U.S. Intellectual History Blog

You’re Invited! “Whither Puritanism? Reflections on the State of the Field,” Plenary Session at S-USIH 2016

Today’s post comes courtesy of Claire Rydell Arcenas. Claire is a Ph.D. Candidate in the Department of History at Stanford University, and a 2015-2016 Geballe Dissertation Prize Fellow in the Stanford Humanities Center. This post arises in her capacity as a member of the 2016 S-USIH Conference Committee.
Does Perry Miller Matter More Than Ever?

Within mere minutes of beginning graduate school (or so it felt then), I encountered Perry Miller for the first time. I spent hours reading and rereading “Errand into the Wilderness.” For days, nearly everywhere I went, I carried with me The New England Mind, attempting to understand Miller just a bit better than I had the day before.

As I read deeper into Puritan historiography, I balanced my initial awe with more critical assessments of Miller’s work. I found compelling scholarship in the 1980s and 1990s that approached American Puritanism through a trans-Atlantic lens, looking more to England and English Puritanism for insights into its New England counterpart. I was drawn to studies that used the Puritans to better understand commerce, sexuality, conflict, and science in colonial America. I digested nuanced revisions by Philip Gura, Theodore Dwight Bozeman, and Stephen Foster of Miller’s arguments that, for example, a proto-American sense of exceptionalism was present throughout New England Puritanism. The more I read, however, the more I came to admire Miller’s ability—however much I agreed or disagreed with his particular insights or oversights—to make a compelling case for why the Puritans mattered.

Just this past week, in a walk down memory lane, I reread my first historiographical essay on Miller and his interlocutors. “The future of scholarship on Puritanism,” I had written, “resides in the ability of historians to revisit the Puritans with the same sense of intellectual urgency Miller possessed over half a century ago.” Now, five years later, as I look ahead to this year’s S-USIH Annual Conference, I eagerly await a plenary session that promises to do exactly that.

The roundtable discussion will be led by David Hollinger, Preston Hotchkis Professor Emeritus of History, U.C. Berkeley, and author, most recently, of After Cloven Tongues of Fire: Protestant Liberalism in Modern American History, who recently shared his own perspective on Miller’s legacy on this blog. He will be joined by Christopher Beneke, Associate Professor of History, Bentley University, David Hall, Bartlett Research Professor of New England Church History, Harvard Divinity School, Mark Peterson, Professor of History, U.C. Berkeley, and Sarah Rivett, Associate Professor of English, Princeton University.
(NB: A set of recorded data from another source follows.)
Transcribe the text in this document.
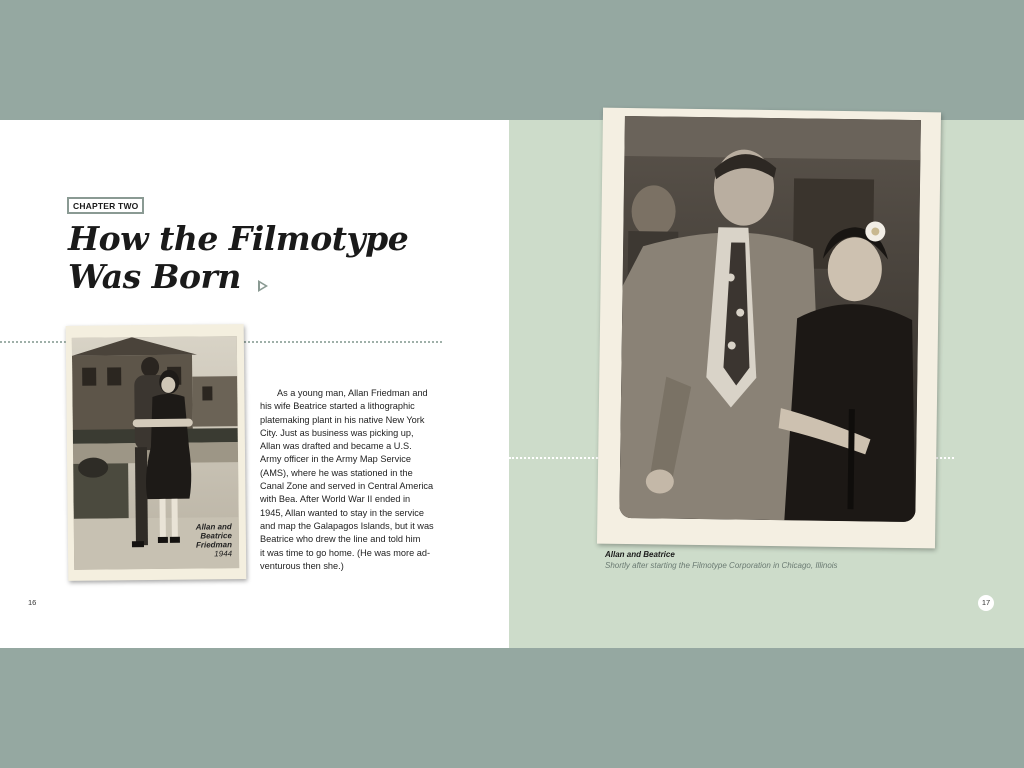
CHAPTER TWO
How the Filmotype
Was Born
Allan and
Beatrice
Friedman
1944
As a young man, Allan Friedman and
his wife Beatrice started a lithographic
platemaking plant in his native New York
City. Just as business was picking up,
Allan was drafted and became a U.S.
Army officer in the Army Map Service
(AMS), where he was stationed in the
Canal Zone and served in Central America
with Bea. After World War II ended in
1945, Allan wanted to stay in the service
and map the Galapagos Islands, but it was
Beatrice who drew the line and told him
it was time to go home. (He was more ad-
venturous then she.)
16
Allan and Beatrice
Shortly after starting the Filmotype Corporation in Chicago, Illinois
17
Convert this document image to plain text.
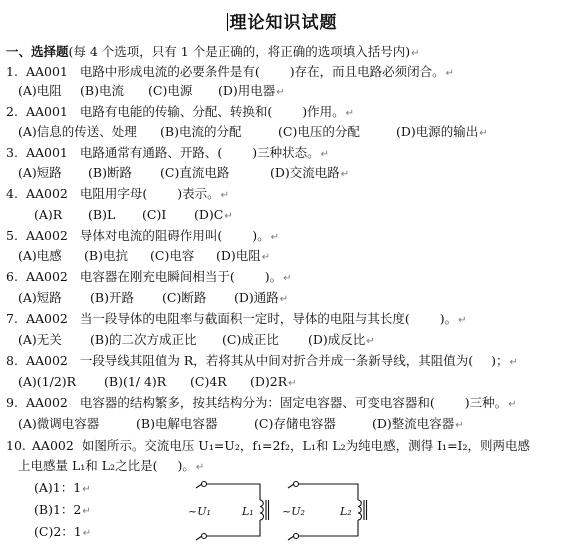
理论知识试题
一、选择题(每 4 个选项，只有 1 个是正确的，将正确的选项填入括号内)↵
1. AA001 电路中形成电流的必要条件是有( )存在，而且电路必须闭合。↵
(A)电阻 (B)电流 (C)电源 (D)用电器↵
2. AA001 电路有电能的传输、分配、转换和( )作用。↵
(A)信息的传送、处理 (B)电流的分配	(C)电压的分配	(D)电源的输出↵
3. AA001 电路通常有通路、开路、( )三种状态。↵
(A)短路 (B)断路 (C)直流电路	(D)交流电路↵
4. AA002 电阻用字母( )表示。↵
(A)R (B)L (C)I (D)C↵
5. AA002 导体对电流的阻碍作用叫( )。↵
(A)电感 (B)电抗 (C)电容 (D)电阻↵
6. AA002 电容器在刚充电瞬间相当于( )。↵
(A)短路 (B)开路 (C)断路 (D)通路↵
7. AA002 当一段导体的电阻率与截面积一定时，导体的电阻与其长度( )。↵
(A)无关 (B)的二次方成正比 (C)成正比 (D)成反比↵
8. AA002 一段导线其阻值为 R，若将其从中间对折合并成一条新导线，其阻值为( )；↵
(A)(1/2)R (B)(1/ 4)R (C)4R (D)2R↵
9. AA002 电容器的结构繁多，按其结构分为：固定电容器、可变电容器和( )三种。↵
(A)微调电容器	(B)电解电容器	(C)存储电容器	(D)整流电容器↵
10. AA002 如图所示。交流电压 U₁=U₂，f₁=2f₂，L₁和 L₂为纯电感，测得 I₁=I₂，则两电感
上电感量 L₁和 L₂之比是( )。↵
(A)1：1↵
(B)1：2↵
(C)2：1↵
~U₁	L₁	~U₂	L₂
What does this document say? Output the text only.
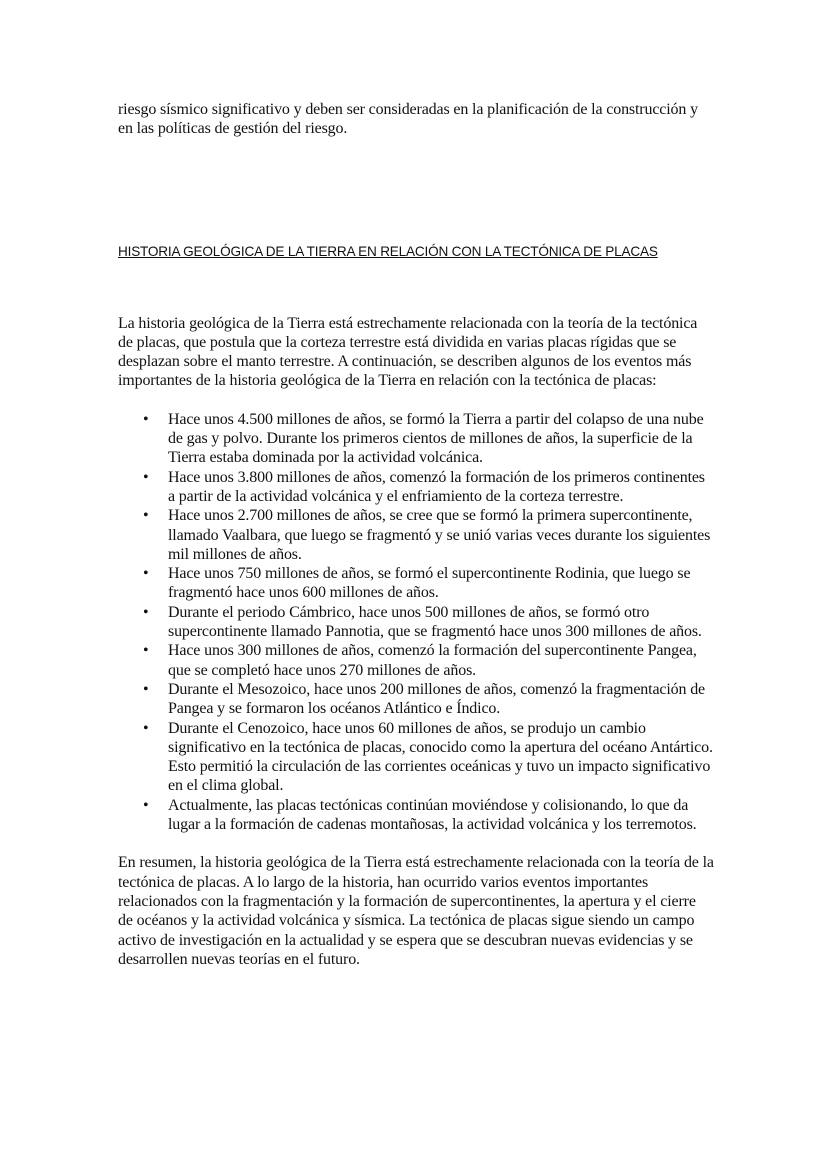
riesgo sísmico significativo y deben ser consideradas en la planificación de la construcción y en las políticas de gestión del riesgo.

HISTORIA GEOLÓGICA DE LA TIERRA EN RELACIÓN CON LA TECTÓNICA DE PLACAS

La historia geológica de la Tierra está estrechamente relacionada con la teoría de la tectónica de placas, que postula que la corteza terrestre está dividida en varias placas rígidas que se desplazan sobre el manto terrestre. A continuación, se describen algunos de los eventos más importantes de la historia geológica de la Tierra en relación con la tectónica de placas:

• Hace unos 4.500 millones de años, se formó la Tierra a partir del colapso de una nube de gas y polvo. Durante los primeros cientos de millones de años, la superficie de la Tierra estaba dominada por la actividad volcánica.
• Hace unos 3.800 millones de años, comenzó la formación de los primeros continentes a partir de la actividad volcánica y el enfriamiento de la corteza terrestre.
• Hace unos 2.700 millones de años, se cree que se formó la primera supercontinente, llamado Vaalbara, que luego se fragmentó y se unió varias veces durante los siguientes mil millones de años.
• Hace unos 750 millones de años, se formó el supercontinente Rodinia, que luego se fragmentó hace unos 600 millones de años.
• Durante el periodo Cámbrico, hace unos 500 millones de años, se formó otro supercontinente llamado Pannotia, que se fragmentó hace unos 300 millones de años.
• Hace unos 300 millones de años, comenzó la formación del supercontinente Pangea, que se completó hace unos 270 millones de años.
• Durante el Mesozoico, hace unos 200 millones de años, comenzó la fragmentación de Pangea y se formaron los océanos Atlántico e Índico.
• Durante el Cenozoico, hace unos 60 millones de años, se produjo un cambio significativo en la tectónica de placas, conocido como la apertura del océano Antártico. Esto permitió la circulación de las corrientes oceánicas y tuvo un impacto significativo en el clima global.
• Actualmente, las placas tectónicas continúan moviéndose y colisionando, lo que da lugar a la formación de cadenas montañosas, la actividad volcánica y los terremotos.

En resumen, la historia geológica de la Tierra está estrechamente relacionada con la teoría de la tectónica de placas. A lo largo de la historia, han ocurrido varios eventos importantes relacionados con la fragmentación y la formación de supercontinentes, la apertura y el cierre de océanos y la actividad volcánica y sísmica. La tectónica de placas sigue siendo un campo activo de investigación en la actualidad y se espera que se descubran nuevas evidencias y se desarrollen nuevas teorías en el futuro.
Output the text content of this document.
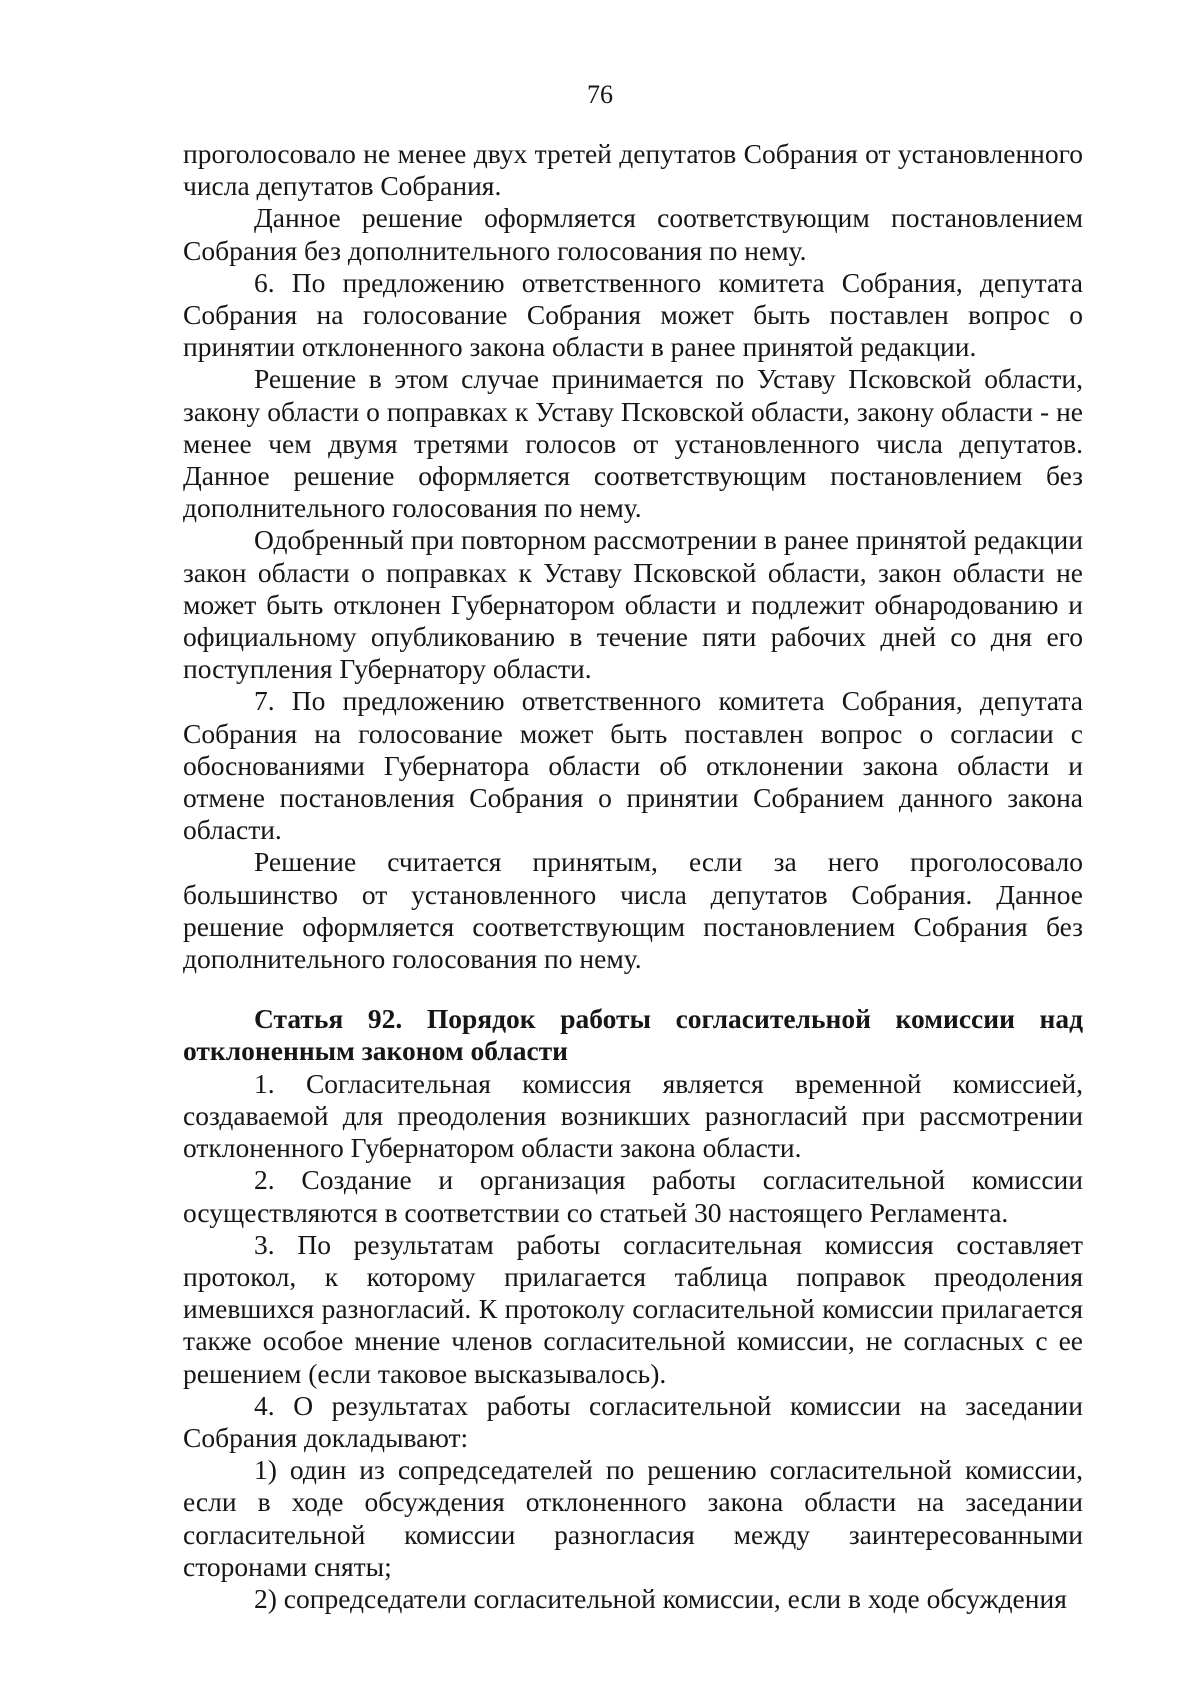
76

проголосовало не менее двух третей депутатов Собрания от установленного числа депутатов Собрания.

Данное решение оформляется соответствующим постановлением Собрания без дополнительного голосования по нему.

6. По предложению ответственного комитета Собрания, депутата Собрания на голосование Собрания может быть поставлен вопрос о принятии отклоненного закона области в ранее принятой редакции.

Решение в этом случае принимается по Уставу Псковской области, закону области о поправках к Уставу Псковской области, закону области - не менее чем двумя третями голосов от установленного числа депутатов. Данное решение оформляется соответствующим постановлением без дополнительного голосования по нему.

Одобренный при повторном рассмотрении в ранее принятой редакции закон области о поправках к Уставу Псковской области, закон области не может быть отклонен Губернатором области и подлежит обнародованию и официальному опубликованию в течение пяти рабочих дней со дня его поступления Губернатору области.

7. По предложению ответственного комитета Собрания, депутата Собрания на голосование может быть поставлен вопрос о согласии с обоснованиями Губернатора области об отклонении закона области и отмене постановления Собрания о принятии Собранием данного закона области.

Решение считается принятым, если за него проголосовало большинство от установленного числа депутатов Собрания. Данное решение оформляется соответствующим постановлением Собрания без дополнительного голосования по нему.

Статья 92. Порядок работы согласительной комиссии над отклоненным законом области

1. Согласительная комиссия является временной комиссией, создаваемой для преодоления возникших разногласий при рассмотрении отклоненного Губернатором области закона области.

2. Создание и организация работы согласительной комиссии осуществляются в соответствии со статьей 30 настоящего Регламента.

3. По результатам работы согласительная комиссия составляет протокол, к которому прилагается таблица поправок преодоления имевшихся разногласий. К протоколу согласительной комиссии прилагается также особое мнение членов согласительной комиссии, не согласных с ее решением (если таковое высказывалось).

4. О результатах работы согласительной комиссии на заседании Собрания докладывают:

1) один из сопредседателей по решению согласительной комиссии, если в ходе обсуждения отклоненного закона области на заседании согласительной комиссии разногласия между заинтересованными сторонами сняты;

2) сопредседатели согласительной комиссии, если в ходе обсуждения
The remarkable breadth of recent publications by these scholars indicates the present vitality of Puritanism studies. Take Sarah Rivett, for example. In her award-winning 2011 book The Science of the Soul in Colonial New England, Rivett challenges us to revisit categories of “evidence” and “grace” in the seventeenth-century English North American colonies to better understand the permeability of boundaries (or lack thereof) between science and religion for New England Puritans. More recently, she has again urged us, with the publication of her co-edited volume on Religious Transformations in the Early Modern Americas (2014), to rethink big questions in early American religious and scientific history inside and outside of an Atlantic framework. Rivett teaches in an English Department, another sign up how Puritanism is not a topic of the past for historians alone.

Our other panelists, all historians, suggest how Puritanism still lies at the intersection of economic, political, and intellectual questions. Christopher Beneke’s Beyond Toleration: The Religious Origins of American Pluralism, David Hall’s A Reforming People: Puritanism and the Transformation of Public Life in New England, and Mark Peterson’s The Price of Redemption: The Spiritual Economy of Puritan New England give us a window into the changed, and changing, place of Puritanism, broadly conceived, in the past, present, and future of American intellectual history.

In what ways should we reread and reconsider Miller in light of this more recent work? Is, perhaps, Miller’s case for the Puritans’ importance more critical and timely than ever?

Join this conversation yourself by submitting panel proposals on topics related to the history of Puritanism or early American intellectual history more generally. Or, at the very least, think back to your own first encounters with the Puritans and Perry Miller, and ask yourself, “What has changed?”